After anchoring in Man O'War Bay on the eastern side of Waiheke the night before, we headed over to Rocky Bay on the southern side to do a walk in the regional park there. {There will be one of my usual rambling "going for a walk" photo posts coming up. You'll want to check it out if you're into zombie wallabies.} Rocky Bay is a bit exposed and was getting roly-poly so we shifted over to Awaawaroa Bay for the night. The next day, we were back at Rocky Bay for another walk and one of our dinghy misadventures

Next it was off to Putiki Bay to re-provision at the Countdown in Ostend, where we ran into our former boat neighbor at Westhaven Marina. We've run into him several times this summer and love chatting with him. He is retired and spends a lot of time single-handing his boat around the Hauraki Gulf. And this is where the generosity comes in. Not only does he have every imaginable bit and bob squirreled away on his boat which he'll loan you, he also offered to let me crash on his boat when he heard I was going to need a place to stay in between selling the boat and heading back to the States to buy the next one. 

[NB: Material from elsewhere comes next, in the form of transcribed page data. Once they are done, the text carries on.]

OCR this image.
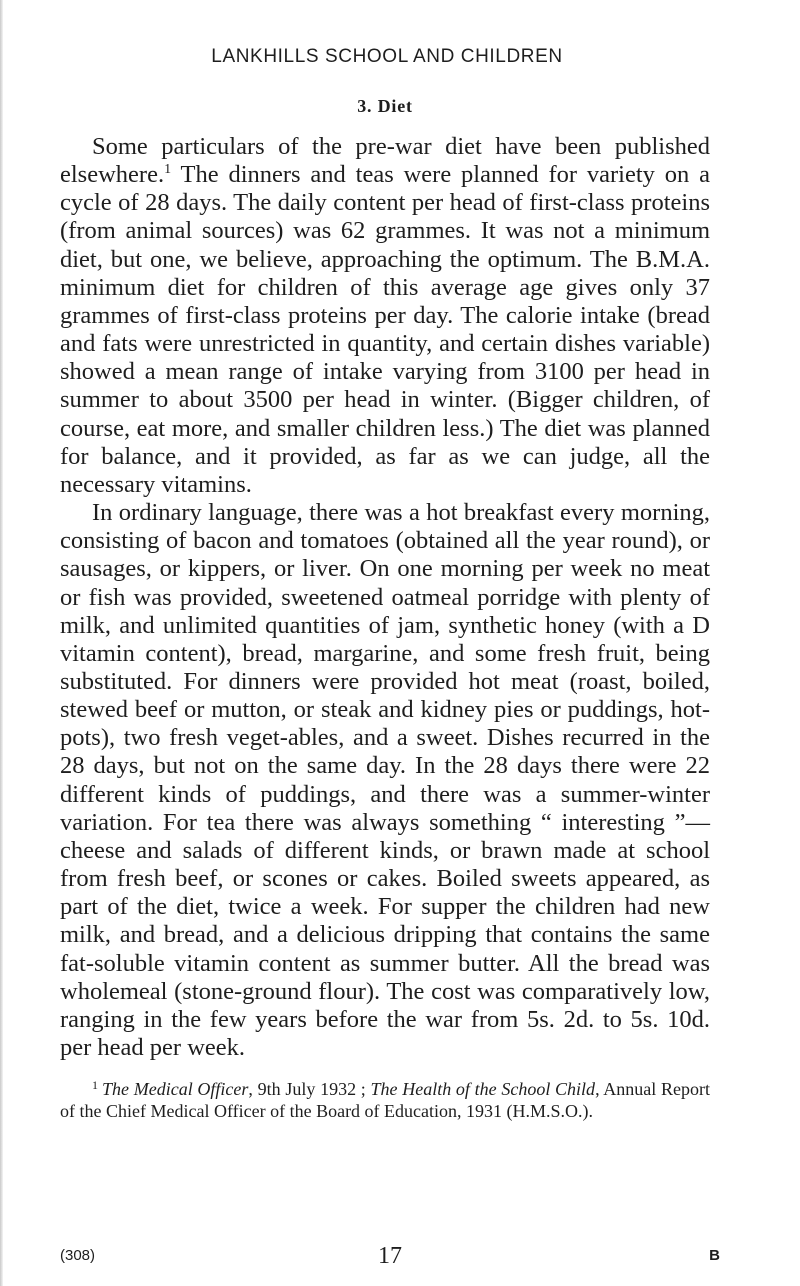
LANKHILLS SCHOOL AND CHILDREN
3. Diet

Some particulars of the pre-war diet have been published elsewhere.$^1$ The dinners and teas were planned for variety on a cycle of 28 days. The daily content per head of first-class proteins (from animal sources) was 62 grammes. It was not a minimum diet, but one, we believe, approaching the optimum. The B.M.A. minimum diet for children of this average age gives only 37 grammes of first-class proteins per day. The calorie intake (bread and fats were unrestricted in quantity, and certain dishes variable) showed a mean range of intake varying from 3100 per head in summer to about 3500 per head in winter. (Bigger children, of course, eat more, and smaller children less.) The diet was planned for balance, and it provided, as far as we can judge, all the necessary vitamins.

In ordinary language, there was a hot breakfast every morning, consisting of bacon and tomatoes (obtained all the year round), or sausages, or kippers, or liver. On one morning per week no meat or fish was provided, sweetened oatmeal porridge with plenty of milk, and unlimited quantities of jam, synthetic honey (with a D vitamin content), bread, margarine, and some fresh fruit, being substituted. For dinners were provided hot meat (roast, boiled, stewed beef or mutton, or steak and kidney pies or puddings, hot-pots), two fresh veget-ables, and a sweet. Dishes recurred in the 28 days, but not on the same day. In the 28 days there were 22 different kinds of puddings, and there was a summer-winter variation. For tea there was always something “ interesting ”—cheese and salads of different kinds, or brawn made at school from fresh beef, or scones or cakes. Boiled sweets appeared, as part of the diet, twice a week. For supper the children had new milk, and bread, and a delicious dripping that contains the same fat-soluble vitamin content as summer butter. All the bread was wholemeal (stone-ground flour). The cost was comparatively low, ranging in the few years before the war from 5s. 2d. to 5s. 10d. per head per week.

$^1$ The Medical Officer, 9th July 1932 ; The Health of the School Child, Annual Report of the Chief Medical Officer of the Board of Education, 1931 (H.M.S.O.).

(308)	17	B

So generous, so sweet! We don't know him that well, yet he was telling us where he keeps the key and where the blankets are stored. You keep hearing stories about the generosity and kindness of sailors and its true. Whether it is having someone give you heaps of scallops or the offer of a place to stay. Lovely. {Not to worry, we didn't take him up on his offer and have something else sorted out for accommodation.}

Well, now on to the other two words...sausages and chemical packets. If that sounds appetizing to you, here is a simple recipe so you can recreate this delicious meal on your boat.

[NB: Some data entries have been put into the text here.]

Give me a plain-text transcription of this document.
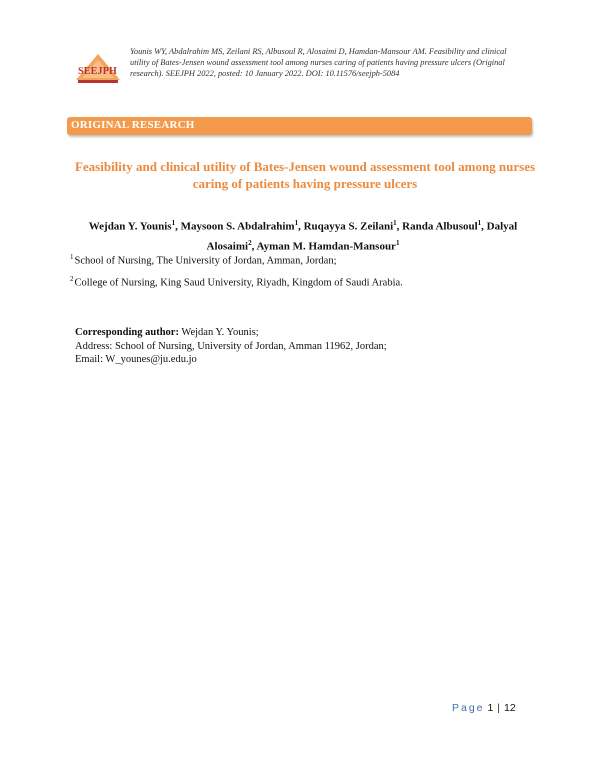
SEEJPH
Younis WY, Abdalrahim MS, Zeilani RS, Albusoul R, Alosaimi D, Hamdan-Mansour AM. Feasibility and clinical utility of Bates-Jensen wound assessment tool among nurses caring of patients having pressure ulcers (Original research). SEEJPH 2022, posted: 10 January 2022. DOI: 10.11576/seejph-5084
ORIGINAL RESEARCH
Feasibility and clinical utility of Bates-Jensen wound assessment tool among nurses caring of patients having pressure ulcers
Wejdan Y. Younis$^1$, Maysoon S. Abdalrahim$^1$, Ruqayya S. Zeilani$^1$, Randa Albusoul$^1$, Dalyal Alosaimi$^2$, Ayman M. Hamdan-Mansour$^1$
$^1$School of Nursing, The University of Jordan, Amman, Jordan;
$^2$College of Nursing, King Saud University, Riyadh, Kingdom of Saudi Arabia.
Corresponding author: Wejdan Y. Younis;
Address: School of Nursing, University of Jordan, Amman 11962, Jordan;
Email: W_younes@ju.edu.jo
Page 1 | 12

Recipe: Chemical Smothered Sausages & Potatoes

Step 1 - Mill around the grocery store saying to each other, "I don't know, what do you think we should have for dinner?" Say this back and forth to each other at least 13 times until finally someone says, "Hey, why don't we have bangers and mash?" {Translation tip: "bangers" mean "sausages" in Americano}

Step 2 - Go over to the meat department and hem and haw over the price of sausages. The cheapest ones are going for NZ$7.49 and it seems like a lot of money just to satisfy your need to eat dead animals. To be fair, there are cheaper ones, but they seem contain more fillers than dead animals in them.

Step 3 - Roam around the store and try to think of something else to make which: (a) is cheaper than sausages; (b) takes into account the cooking facilities aboard your boat and (c) involves dead animals.

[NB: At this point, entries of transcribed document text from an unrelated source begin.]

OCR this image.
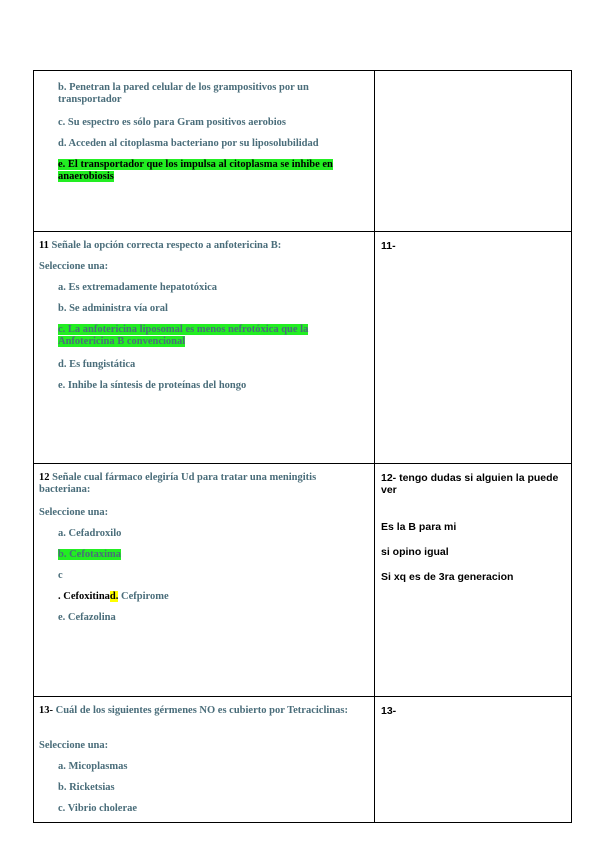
b. Penetran la pared celular de los grampositivos por un transportador
c. Su espectro es sólo para Gram positivos aerobios
d. Acceden al citoplasma bacteriano por su liposolubilidad
e. El transportador que los impulsa al citoplasma se inhibe en anaerobiosis
11 Señale la opción correcta respecto a anfotericina B:
Seleccione una:
a. Es extremadamente hepatotóxica
b. Se administra vía oral
c. La anfotericina liposomal es menos nefrotóxica que la Anfotericina B convencional
d. Es fungistática
e. Inhibe la síntesis de proteínas del hongo
11-
12 Señale cual fármaco elegiría Ud para tratar una meningitis bacteriana:
Seleccione una:
a. Cefadroxilo
b. Cefotaxima
c
. Cefoxitinad. Cefpirome
e. Cefazolina
12- tengo dudas si alguien la puede ver
Es la B para mi
si opino igual
Si xq es de 3ra generacion
13- Cuál de los siguientes gérmenes NO es cubierto por Tetraciclinas:
Seleccione una:
a. Micoplasmas
b. Ricketsias
c. Vibrio cholerae
13-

Step 4 - Give up and put a packet of lamb sausages in your basket. 

Step 5 - Try to figure out how to make mash to go with your bangers. Buying potatoes, boiling them and mashing them seems way too hard. Consider buying a packet of instant mashed potatoes, but decide that would be a step too far. It is tricky balance between not wanting to put any effort into cooking a meal and not wanting to feel like a complete failure by using ready-made products.

Step 6 - Remember that you have a can of potatoes on the boat. Decide to fry them up with some onions in lieu of mash. Problem solved. Overall, this will probably take as much time as making mashed potatoes, but opening a can seems so much easier than peeling a potato.

Step 7 - Talk about how gravy makes everything taste better. But of course, who wants to make their own. Remember, you can't even be bothered to make mashed potatoes! So this is where the chemical packets come in. The grocery store has a wide selection of packets and jars of chemical powder that magically turn into gravy with the addition of water. Brilliant. Buy a packet, being careful not to look to closely at the ingredients list. 

Step 8 - Lug your groceries back to the dinghy, head back to the boat and move to a new anchorage on Motutapu Island for the night. Drop the hook. Stare at each other for at least 45 minutes until someone breaks down and agrees to make dinner. It was me.

Step 9 - One of you reclines on the settee and offers really "helpful" advice on how to make chemical smothered sausages and potatoes and then claims that they made dinner. That would be Scott.

Step 10 - Eat. Enjoy. Digest.


Total nautical miles =30
Number of dinghy misadventures = 1
Number of chemical packets consumed = 1
Cost of chemical packet = NZ$0.89
Cost of lamb sausages = NZ$7.49 
Number of happy people after eating sausages & chemicals = 2

A boat we love running into when we're out and about in the Hauraki Gulf!